We had arrived at the prison entrance early in the morning, my mother carrying the basket of parcels and me gripping her hand tight, as if the place threatened danger. Outside, the roadside was packed with people, relatives of the prisoners, all holding bundles and crumpled sheets of paper and looking harassed, waiting for a signal or the time to go in, peering at the closed windows on both levels and the movements and suspicious glances of the civil guards walking round the turrets, trying to work out what was happening inside the jail. Now and then shadows filled the long slits and people assumed a line of prisoners or civil guards must be parading behind. The glinting to-and-fro of bare bayonets that stood out like knives raised above the battlements were threats that even filtered down to us.

That night my mother and Aunt Ció had stayed alone in the kitchen chatting late into the night. Before falling asleep, I heard the two women come up the stairs, and even then they went on talking for a good long time in the sitting room. I imagined them, as I’d seen them so often on the path by the cherry tree, amid the oak trees, heads bent, two shadows blacker than the surrounding gloom, confiding in each other, arm in arm or holding hands, nodding or shaking their heads, but above all, downcast, as if oppressed by the weight of the words they uttered. Now and then a deep sigh, a muffled lament, interrupted their conversation, suffusing it with tragic resonances.

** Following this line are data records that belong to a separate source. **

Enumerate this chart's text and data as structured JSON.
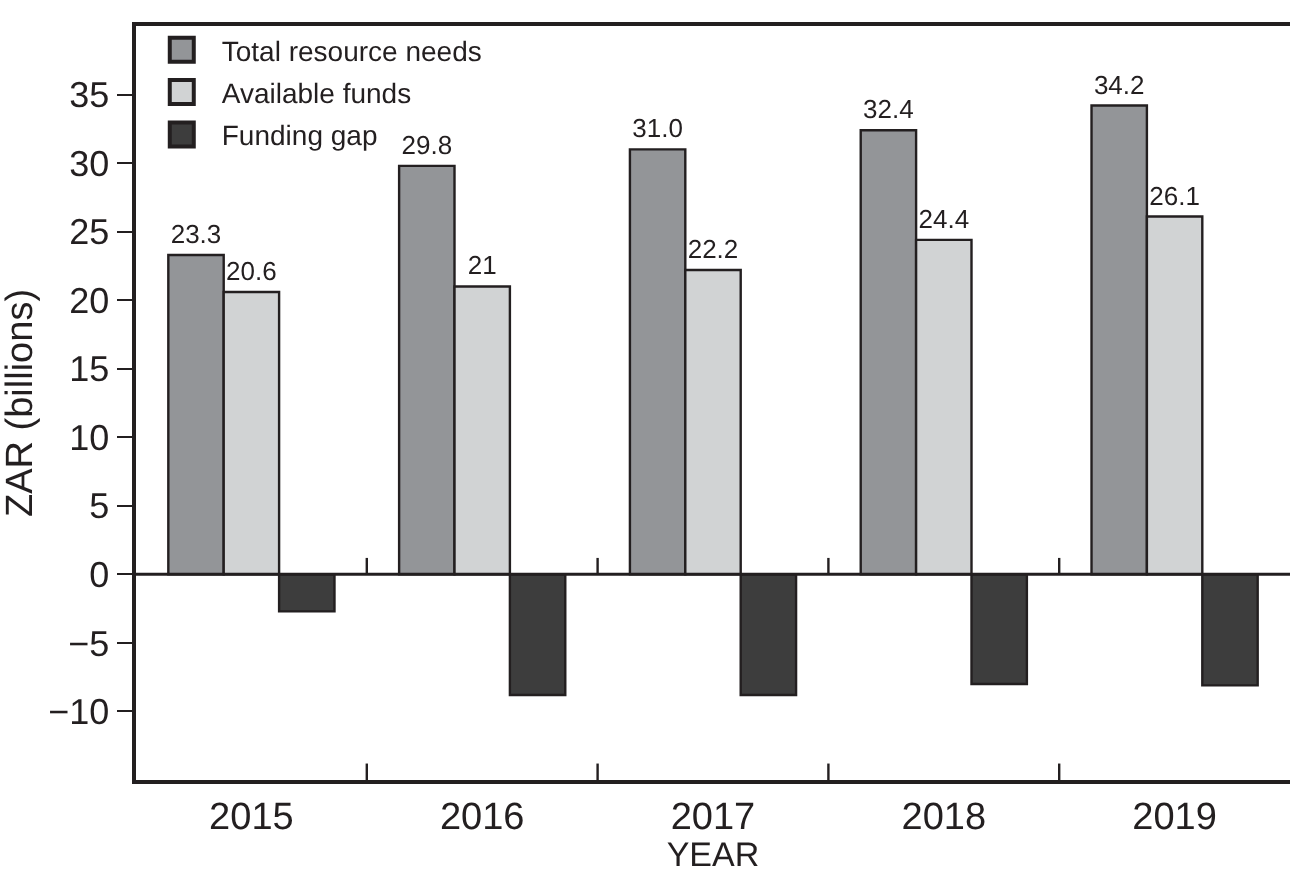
{
  "chart_data": {
    "type": "bar",
    "xlabel": "YEAR",
    "ylabel": "ZAR (billions)",
    "categories": [
      "2015",
      "2016",
      "2017",
      "2018",
      "2019"
    ],
    "series": [
      {
        "name": "Total resource needs",
        "color": "#939598",
        "values": [
          23.3,
          29.8,
          31.0,
          32.4,
          34.2
        ],
        "value_labels": [
          "23.3",
          "29.8",
          "31.0",
          "32.4",
          "34.2"
        ]
      },
      {
        "name": "Available funds",
        "color": "#d1d3d4",
        "values": [
          20.6,
          21,
          22.2,
          24.4,
          26.1
        ],
        "value_labels": [
          "20.6",
          "21",
          "22.2",
          "24.4",
          "26.1"
        ]
      },
      {
        "name": "Funding gap",
        "color": "#3d3d3d",
        "values": [
          -2.7,
          -8.8,
          -8.8,
          -8.0,
          -8.1
        ]
      }
    ],
    "ylim": [
      -15,
      40
    ],
    "yticks": [
      -10,
      -5,
      0,
      5,
      10,
      15,
      20,
      25,
      30,
      35
    ],
    "ref_lines": [
      {
        "axis": "y",
        "value": 0
      }
    ],
    "legend": "top left"
  }
}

Mother and I positioned ourselves by the crowd of people waiting on the roadside. Most were women wearing black dresses and headscarves. There was the odd young lad like me, with patched trouser bottoms and messy hair, and we looked at each other timidly, almost on the sly, as if to acknowledge that we belonged to the same race of losers, were abandoned and stranded on the roadsides of a city that was progressing without us.

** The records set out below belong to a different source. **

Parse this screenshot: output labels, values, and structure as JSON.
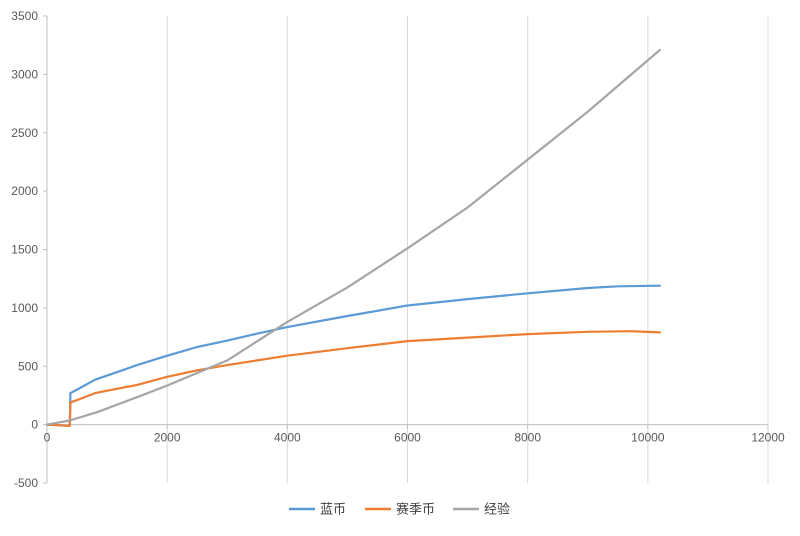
{
  "chart_data": {
    "type": "line",
    "title": "",
    "xlabel": "",
    "ylabel": "",
    "xlim": [
      0,
      12000
    ],
    "ylim": [
      -500,
      3500
    ],
    "x_ticks": [
      0,
      2000,
      4000,
      6000,
      8000,
      10000,
      12000
    ],
    "y_ticks": [
      -500,
      0,
      500,
      1000,
      1500,
      2000,
      2500,
      3000,
      3500
    ],
    "grid": "vertical-major",
    "legend_position": "bottom",
    "series": [
      {
        "name": "蓝币",
        "color": "#5B9BD5",
        "points": [
          [
            0,
            0
          ],
          [
            380,
            -10
          ],
          [
            390,
            270
          ],
          [
            500,
            300
          ],
          [
            800,
            385
          ],
          [
            1000,
            420
          ],
          [
            1500,
            510
          ],
          [
            2000,
            590
          ],
          [
            2500,
            665
          ],
          [
            3000,
            720
          ],
          [
            3500,
            780
          ],
          [
            4000,
            835
          ],
          [
            5000,
            930
          ],
          [
            6000,
            1020
          ],
          [
            7000,
            1075
          ],
          [
            8000,
            1125
          ],
          [
            9000,
            1170
          ],
          [
            9500,
            1185
          ],
          [
            10200,
            1190
          ]
        ]
      },
      {
        "name": "赛季币",
        "color": "#ED7D31",
        "points": [
          [
            0,
            0
          ],
          [
            380,
            -10
          ],
          [
            390,
            190
          ],
          [
            500,
            210
          ],
          [
            800,
            270
          ],
          [
            1500,
            340
          ],
          [
            2000,
            410
          ],
          [
            2500,
            465
          ],
          [
            3000,
            510
          ],
          [
            4000,
            590
          ],
          [
            5000,
            655
          ],
          [
            6000,
            715
          ],
          [
            7000,
            745
          ],
          [
            8000,
            775
          ],
          [
            9000,
            795
          ],
          [
            9700,
            800
          ],
          [
            10200,
            790
          ]
        ]
      },
      {
        "name": "经验",
        "color": "#A5A5A5",
        "points": [
          [
            0,
            0
          ],
          [
            380,
            35
          ],
          [
            850,
            110
          ],
          [
            1500,
            235
          ],
          [
            2000,
            335
          ],
          [
            3000,
            550
          ],
          [
            4000,
            880
          ],
          [
            5000,
            1175
          ],
          [
            6000,
            1510
          ],
          [
            7000,
            1860
          ],
          [
            8000,
            2270
          ],
          [
            9000,
            2680
          ],
          [
            10200,
            3210
          ]
        ]
      }
    ]
  }
}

After so much waiting, I noticed people were stirring, straining their necks, moving their hands, lifting their arms, taking one or two steps forward so as to be in the middle of the street. Mother grabbed my hand and, as she looked up, she stared into my eyes and said: “Look… They’re walking in single file. Watch out for him.”

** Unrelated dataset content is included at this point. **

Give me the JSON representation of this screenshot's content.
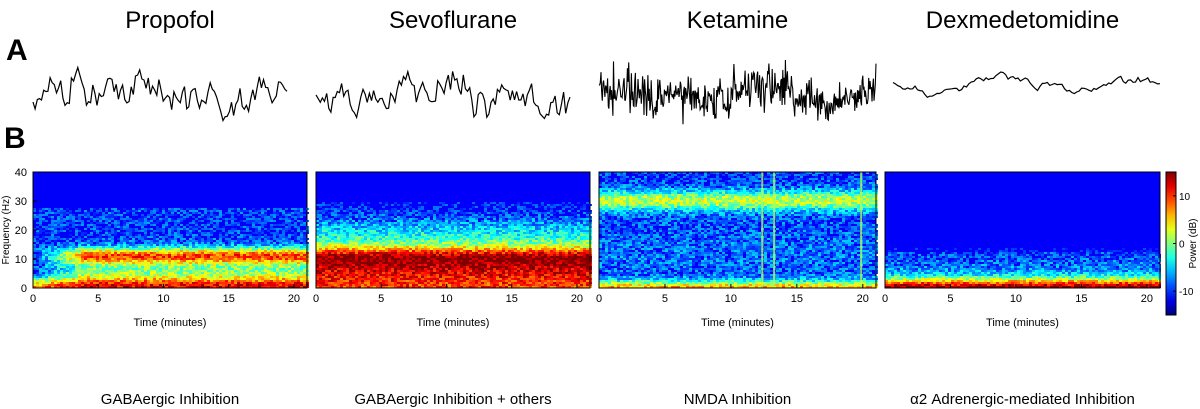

They’d opened the shutters to the first-floor windows and you could see a line of men filing past, shapes that were repeated from one window to the next. A group of women crossed to the other side of the road and some even shouted out a name two or three times, though the line of prisoners never came to a halt.

“Can you see him? Can you see him?” Mother asked, and I noticed how nervous she was from the way her hand clasping mine shook.

One or two prisoners turned their heads in our direction, and that led people to move back towards the ramshackle prison building. When the men under sentence had disappeared, the group outside seemed deflated, plunged into a kind of disappointment that made them bow their heads, shut their eyes and stoop their shoulders. A gloomier than ever silence descended over everyone.

Mother gripped my hand tighter and said nothing.

They didn’t open the prison door for what I felt to be a very long time, and the whole crowd pushed and shoved their way inside as if it was the New Year sales. Mother still held onto my hand, quietly but firmly defending the place we took in the queue that the civil guards forced everyone to join.

In the entrance, police in dark grey uniforms were opening every parcel and rummaging in every one. They took the packets Mother was carrying. They tried to calm her down by telling her not to worry, that it would all make its way to the inmate’s hands. They said inmate, as if they’d stripped my father of his name.

The inside of the building seemed icy cold. The whole edifice seemed freezing and deserted. Stone stairs, flaking walls, passages without a stick of furniture, bars everywhere. We entered a large rectangular room full of people. The women were crammed against an iron bar that separated most of the room from a series of large, barred windows that formed an empty passageway, guarded by two policemen with guns over their shoulders who strode up and down, keeping at bay anyone who tried to walk through and approach the big windows.